Bugün çarklarının büyük ölçüde sıcak parayla döndüğü anlaşılan Türk ekonomisinde bir güven bunalımında neler yaşanacağını insan düşünmek bile istemiyor. Türkiye’yi de içine çekebilecek bölgesel savaş, bir siyasi kriz gibi beklenmedik olaylar tüm dengeleri alt üst edebilir.
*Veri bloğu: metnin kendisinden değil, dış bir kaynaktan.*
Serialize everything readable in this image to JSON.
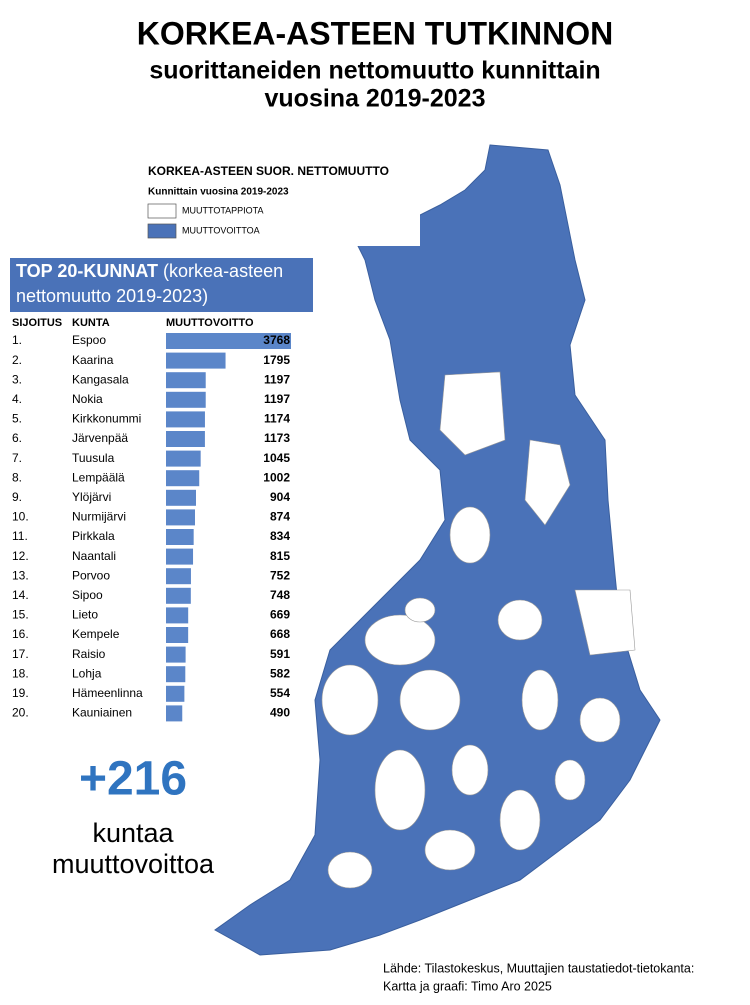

Cari açık bombası üzerinde oturan Türkiye, bu açığı azaltacak ekonomik yapıyı sağlamlaştırmak aldığı tedbirleri hızlandırmak zorunda. Cari açık tehlike olmaktan çıkıncaya kadar da dış siyaset başta olmak üzere her adımını
çok dikkatli atıp uluslararası
piyasalarda güven bunalımı
yaratmamalı. Aksi hüsran olur.
Usta parmaklar
CAZ Festivali’nin ilginç konukları var bu yıl. Kolombiyalı arp sanatçısı Edmar Castaneda ve arkadaşları sıra dışı bir konser verdi hafta sonu. Arpın caz müziğinde bu kadar güzel kullanılabileceğini hiç tahmin edemezdim. Castaneda’nın parmaklarının ustalığını tarif etmek ise mümkün değil. Merak edenler İKSEV’in sitesine girip filmini izlesinler ne demek istediğim çok daha iyi anlaşılır.
Rengarenk tişörtü ve şapkasıyla çok da sempatik bir kişi olan dünyaca ünlü arp ustası pek çok sanatçı gibi İzmir’i öve öve bitiremedi. Kahve ülkesi Kolombiya’dan gelen sanatçının Türk kahvesine bayılması ise ayrı bir güzellikti.
Uluslararası nitelikte kültür ve sanat festivaline sahip olması İzmir’in en önemli zenginliklerinden biri. Hele bu festivallerden birinin İzmir-Avrupa Caz Festivali’nin 20 yaşına gelmesi, Uluslararası İzmir Festivali’nin ise çeyrek asra ulaşıp geçen yıl 25’inci yılını kutlaması ise çok daha anlamlı.
Festival için İzmir’e dünyanın dört bir yanından Kolombiya’dan, Japonya’dan, New York’tan gelip dünyanın dört bir yanına giden sanatçıların olumlu izlenimleri milyonlarca dolarlık tanıtım bedeline denk. İzmirliler festivallerine sahip çıktıkça hem ayaklarına kadar gelen dünyanın en ünlü sanatçılarını izlemeye devam edecek hem de İzmir’in dünya markası bir kent olma hayallerine bir adım daha yaklaşmış olacak.